Não somos coitados, somos lutadores e sabemos olhar a vida com olhos de profeta:  Aqueles que “enxergam” o futuro que virá, e trabalham para modificá-lo, caso algum sinal demonstre algo não bom para a humanidade.


Turma de heroínas do CEAB - Rio de Janeiro
Não somos coitados: somos aqueles que tentam passar informações para que os alunos as usem para criarem soluções interessantes para os problemas que encontram.

Somos aqueles que tentam mostrar caminhos para os que não os encontram e a melhor maneira de transitar por ele.

Somos aqueles que gastamos nosso tempo extra pensando nas melhores soluções para melhorar a aprendizagem de quem está nas escolas.

Somos aqueles que bebemos litros de paciência para ouvir pais, mesmo aqueles que se acham cheios da razão e acham que entendem de educação mais do que qualquer outra criatura do planeta.

Não somos coitados:  “coitadinhos” são aqueles que insistem em freqüentar a escola buscando parque de diversão. Ou aqueles que desejam “um precinho mais barato” para por o filho em escola particular. São aqueles que insistem para que o professor use metodologias retrógradas e que não enxergam que a Educação mudou e  se modernizou.

Somos professores, com orgulho e sabemos aproveitar a vida como ninguém. Trabalhamos muito, sim. Não somos milionários. Mas isso não nos faz pessoas dignas de "pena".

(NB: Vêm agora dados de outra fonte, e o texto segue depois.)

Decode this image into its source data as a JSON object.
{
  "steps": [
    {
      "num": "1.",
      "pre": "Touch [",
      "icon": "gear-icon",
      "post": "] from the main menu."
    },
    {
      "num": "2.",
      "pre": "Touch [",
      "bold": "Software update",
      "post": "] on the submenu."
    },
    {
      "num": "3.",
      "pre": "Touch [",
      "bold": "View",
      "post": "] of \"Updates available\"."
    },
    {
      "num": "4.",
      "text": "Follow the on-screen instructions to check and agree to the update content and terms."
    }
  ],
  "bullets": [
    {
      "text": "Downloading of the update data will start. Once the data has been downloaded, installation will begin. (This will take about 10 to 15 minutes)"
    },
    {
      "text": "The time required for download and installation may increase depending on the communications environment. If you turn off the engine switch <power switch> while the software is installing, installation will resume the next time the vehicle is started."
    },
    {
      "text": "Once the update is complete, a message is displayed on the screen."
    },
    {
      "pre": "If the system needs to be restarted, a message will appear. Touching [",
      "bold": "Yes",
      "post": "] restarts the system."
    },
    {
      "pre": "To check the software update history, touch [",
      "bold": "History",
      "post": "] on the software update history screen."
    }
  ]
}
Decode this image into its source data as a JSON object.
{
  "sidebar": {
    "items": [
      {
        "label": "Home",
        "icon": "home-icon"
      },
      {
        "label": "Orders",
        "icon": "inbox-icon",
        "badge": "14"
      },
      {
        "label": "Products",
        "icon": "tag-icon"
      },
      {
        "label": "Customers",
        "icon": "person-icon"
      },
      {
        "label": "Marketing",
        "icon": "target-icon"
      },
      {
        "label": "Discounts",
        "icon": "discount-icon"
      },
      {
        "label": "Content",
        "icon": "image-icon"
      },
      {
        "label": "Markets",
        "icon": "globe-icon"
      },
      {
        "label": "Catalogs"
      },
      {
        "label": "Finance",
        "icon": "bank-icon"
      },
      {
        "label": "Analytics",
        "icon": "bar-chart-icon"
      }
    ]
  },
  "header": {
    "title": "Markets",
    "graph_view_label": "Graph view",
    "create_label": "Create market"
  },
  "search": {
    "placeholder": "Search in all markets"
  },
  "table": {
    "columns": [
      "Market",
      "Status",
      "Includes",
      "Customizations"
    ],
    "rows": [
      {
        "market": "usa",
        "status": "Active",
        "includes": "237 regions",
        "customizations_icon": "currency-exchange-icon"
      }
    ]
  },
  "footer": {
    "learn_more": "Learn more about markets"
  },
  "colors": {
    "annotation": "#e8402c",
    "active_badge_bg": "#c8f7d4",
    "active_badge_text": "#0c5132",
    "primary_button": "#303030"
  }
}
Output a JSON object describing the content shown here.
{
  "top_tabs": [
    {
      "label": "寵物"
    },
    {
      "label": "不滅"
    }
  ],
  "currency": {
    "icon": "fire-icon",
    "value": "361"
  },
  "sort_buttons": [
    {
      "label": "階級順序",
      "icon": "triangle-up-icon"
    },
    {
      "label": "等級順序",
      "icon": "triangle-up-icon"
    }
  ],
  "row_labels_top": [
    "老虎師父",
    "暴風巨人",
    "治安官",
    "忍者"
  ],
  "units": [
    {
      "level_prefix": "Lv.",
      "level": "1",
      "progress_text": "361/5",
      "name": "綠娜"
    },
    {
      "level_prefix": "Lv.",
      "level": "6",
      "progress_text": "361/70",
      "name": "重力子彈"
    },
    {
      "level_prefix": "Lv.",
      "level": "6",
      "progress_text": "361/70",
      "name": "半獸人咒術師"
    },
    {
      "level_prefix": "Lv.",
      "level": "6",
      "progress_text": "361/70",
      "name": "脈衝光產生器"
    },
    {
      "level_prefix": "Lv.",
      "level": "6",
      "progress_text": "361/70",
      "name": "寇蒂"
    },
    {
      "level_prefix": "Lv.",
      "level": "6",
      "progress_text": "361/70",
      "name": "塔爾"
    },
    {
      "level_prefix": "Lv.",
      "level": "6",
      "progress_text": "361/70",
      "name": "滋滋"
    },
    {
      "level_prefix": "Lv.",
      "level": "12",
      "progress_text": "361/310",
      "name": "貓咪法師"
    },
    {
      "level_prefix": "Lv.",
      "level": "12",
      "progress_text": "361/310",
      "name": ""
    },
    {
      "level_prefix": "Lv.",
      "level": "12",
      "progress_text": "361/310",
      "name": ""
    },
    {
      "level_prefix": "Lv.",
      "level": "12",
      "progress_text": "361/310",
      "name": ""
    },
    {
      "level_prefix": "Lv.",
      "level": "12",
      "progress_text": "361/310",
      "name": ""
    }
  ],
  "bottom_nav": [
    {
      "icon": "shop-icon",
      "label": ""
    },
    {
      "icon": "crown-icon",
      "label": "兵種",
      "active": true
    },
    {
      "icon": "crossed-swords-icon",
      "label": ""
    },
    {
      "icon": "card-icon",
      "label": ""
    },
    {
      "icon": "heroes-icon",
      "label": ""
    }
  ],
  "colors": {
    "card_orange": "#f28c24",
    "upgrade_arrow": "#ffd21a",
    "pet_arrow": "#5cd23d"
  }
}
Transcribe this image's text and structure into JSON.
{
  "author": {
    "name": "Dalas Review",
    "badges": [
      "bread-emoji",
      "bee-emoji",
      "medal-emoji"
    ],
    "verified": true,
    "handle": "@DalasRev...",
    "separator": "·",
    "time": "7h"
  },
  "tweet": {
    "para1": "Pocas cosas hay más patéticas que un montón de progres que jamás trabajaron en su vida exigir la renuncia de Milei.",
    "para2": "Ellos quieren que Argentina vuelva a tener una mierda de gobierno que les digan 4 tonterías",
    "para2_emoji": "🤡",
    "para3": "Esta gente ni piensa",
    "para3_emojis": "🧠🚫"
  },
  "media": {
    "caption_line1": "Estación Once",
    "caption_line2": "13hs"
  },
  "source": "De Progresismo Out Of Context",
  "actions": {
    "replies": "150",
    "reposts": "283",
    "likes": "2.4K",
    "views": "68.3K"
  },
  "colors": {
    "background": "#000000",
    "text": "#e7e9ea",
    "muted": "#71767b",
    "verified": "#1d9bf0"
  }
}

 Não é o salário ( que obviamente sempre pode ser melhor) que nos faz ser menos ou mais importantes. Somos importantes porque somos uma categoria privilegiada que consegue ajudar as pessoas a alcançarem o complexo mundo do conhecimento.

Portanto, parem de nos olhar como se fôssemos “coitadinhos”, e veja se você não foi um daqueles que menosprezou tudo que tentamos ensinar: isso sim fará de você um coitadinho.